Earlier this year, the Government said that it expected its multi-site programme would finally reach completion by 2031 – five years later than the deadline for the previous £800m plan to build a new hospital at Overdale.
However, Infrastructure Minister Tom Binet, who is the political lead of the programme, recently said he was looking at the project now taking place over 10 to 12 years – meaning that the timescale could be pushed back as late as 2035.
"I'm just looking at the hospital project over ten or 12 years which may stretch to another year or two because of the funding situation. We're putting this in, we're looking at putting two primary schools in, we're looking at doing the blue-light facilities," he told Scrutineers.
On the release of the Government Plan yesterday, however, he said he was comfortable and confident about the work that had been done and the plan ahead.
Pictured: “We have kissed goodbye to the past," said Infrastructure Minister Tom Binet, political lead for the New Healthcare Facilities Programme.
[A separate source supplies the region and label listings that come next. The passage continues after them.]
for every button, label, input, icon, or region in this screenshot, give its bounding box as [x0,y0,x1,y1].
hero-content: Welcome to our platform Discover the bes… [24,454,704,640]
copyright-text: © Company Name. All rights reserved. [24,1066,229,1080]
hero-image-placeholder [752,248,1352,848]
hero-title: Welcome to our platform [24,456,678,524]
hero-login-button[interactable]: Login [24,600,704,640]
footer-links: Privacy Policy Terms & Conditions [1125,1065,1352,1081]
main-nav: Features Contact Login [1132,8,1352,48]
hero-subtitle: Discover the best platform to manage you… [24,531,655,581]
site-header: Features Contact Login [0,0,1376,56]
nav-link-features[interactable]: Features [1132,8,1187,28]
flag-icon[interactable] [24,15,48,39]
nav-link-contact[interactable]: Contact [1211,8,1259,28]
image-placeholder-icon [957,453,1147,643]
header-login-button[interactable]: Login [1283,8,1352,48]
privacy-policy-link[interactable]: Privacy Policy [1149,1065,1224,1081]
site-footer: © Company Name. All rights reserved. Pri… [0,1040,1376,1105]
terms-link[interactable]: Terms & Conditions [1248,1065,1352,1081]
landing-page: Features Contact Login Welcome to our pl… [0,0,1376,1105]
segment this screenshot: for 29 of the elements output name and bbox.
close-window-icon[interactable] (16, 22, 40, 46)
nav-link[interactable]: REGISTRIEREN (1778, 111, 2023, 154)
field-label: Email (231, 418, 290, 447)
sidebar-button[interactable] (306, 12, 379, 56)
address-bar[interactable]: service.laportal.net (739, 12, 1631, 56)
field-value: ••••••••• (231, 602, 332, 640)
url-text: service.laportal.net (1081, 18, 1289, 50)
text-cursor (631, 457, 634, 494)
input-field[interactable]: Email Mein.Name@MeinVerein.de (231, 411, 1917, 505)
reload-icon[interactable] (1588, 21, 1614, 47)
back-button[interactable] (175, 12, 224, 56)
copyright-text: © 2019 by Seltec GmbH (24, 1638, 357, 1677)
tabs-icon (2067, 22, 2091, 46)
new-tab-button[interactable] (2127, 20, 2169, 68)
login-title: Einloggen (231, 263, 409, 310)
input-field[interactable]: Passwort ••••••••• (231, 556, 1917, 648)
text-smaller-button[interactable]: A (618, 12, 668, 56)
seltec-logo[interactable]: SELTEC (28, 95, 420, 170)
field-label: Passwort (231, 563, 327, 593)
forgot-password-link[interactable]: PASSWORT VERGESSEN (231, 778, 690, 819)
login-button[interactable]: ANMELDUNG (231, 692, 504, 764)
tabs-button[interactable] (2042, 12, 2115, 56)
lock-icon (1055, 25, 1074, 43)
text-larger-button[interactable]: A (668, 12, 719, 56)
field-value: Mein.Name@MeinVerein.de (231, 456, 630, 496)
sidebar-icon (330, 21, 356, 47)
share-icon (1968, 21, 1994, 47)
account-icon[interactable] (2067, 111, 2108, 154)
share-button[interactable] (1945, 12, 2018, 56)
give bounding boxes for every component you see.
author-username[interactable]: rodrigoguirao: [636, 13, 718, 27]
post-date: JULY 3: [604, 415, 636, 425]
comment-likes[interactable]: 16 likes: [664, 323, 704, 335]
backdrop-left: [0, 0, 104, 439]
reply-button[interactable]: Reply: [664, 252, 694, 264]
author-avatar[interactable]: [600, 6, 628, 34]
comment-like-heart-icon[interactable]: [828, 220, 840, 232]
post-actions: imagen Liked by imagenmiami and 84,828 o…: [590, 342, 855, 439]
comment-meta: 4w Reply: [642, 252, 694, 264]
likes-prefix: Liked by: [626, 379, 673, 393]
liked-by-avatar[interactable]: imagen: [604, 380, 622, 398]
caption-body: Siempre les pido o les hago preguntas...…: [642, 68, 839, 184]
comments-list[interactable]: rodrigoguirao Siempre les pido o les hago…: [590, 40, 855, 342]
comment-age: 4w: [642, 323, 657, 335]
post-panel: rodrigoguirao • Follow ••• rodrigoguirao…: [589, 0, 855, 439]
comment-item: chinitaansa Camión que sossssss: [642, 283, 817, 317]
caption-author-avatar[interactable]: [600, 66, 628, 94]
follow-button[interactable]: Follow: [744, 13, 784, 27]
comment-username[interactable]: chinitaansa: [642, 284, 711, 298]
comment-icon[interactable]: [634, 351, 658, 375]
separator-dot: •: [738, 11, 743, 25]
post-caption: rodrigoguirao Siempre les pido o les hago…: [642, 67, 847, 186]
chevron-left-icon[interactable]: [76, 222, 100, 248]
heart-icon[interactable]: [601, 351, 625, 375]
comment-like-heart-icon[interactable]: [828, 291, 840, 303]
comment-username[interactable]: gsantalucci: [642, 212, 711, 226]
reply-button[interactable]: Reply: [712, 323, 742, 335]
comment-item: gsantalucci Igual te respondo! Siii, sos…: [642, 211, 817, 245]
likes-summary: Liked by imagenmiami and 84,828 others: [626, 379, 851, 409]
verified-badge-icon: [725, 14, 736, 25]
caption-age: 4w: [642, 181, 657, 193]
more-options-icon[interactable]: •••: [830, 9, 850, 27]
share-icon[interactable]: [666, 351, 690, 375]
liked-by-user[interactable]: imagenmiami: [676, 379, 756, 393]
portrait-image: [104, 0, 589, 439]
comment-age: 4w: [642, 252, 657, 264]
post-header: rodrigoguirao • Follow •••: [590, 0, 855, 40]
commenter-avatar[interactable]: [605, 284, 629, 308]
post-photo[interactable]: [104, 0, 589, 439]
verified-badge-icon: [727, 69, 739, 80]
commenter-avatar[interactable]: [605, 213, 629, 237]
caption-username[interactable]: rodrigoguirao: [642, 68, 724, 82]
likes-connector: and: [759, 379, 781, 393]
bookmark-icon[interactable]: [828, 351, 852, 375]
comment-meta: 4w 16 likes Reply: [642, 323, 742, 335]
“We have stuck to the plan, taking a firm, consistent and stable approach,” he said. “We have kissed goodbye to the past and islanders can look forward with confidence to this programme now happening.
“The work which the lean but highly effective team behind the programme has done has been robust and kept costs to a minimum.”
He added that the new project would be cheaper than the former Our Hospital single-site option, which would have cost £1.1 billion and been 130 beds short.
Work to begin to demolish buildings at Overdale began this week with contractors starting to remove asbestos from empty units.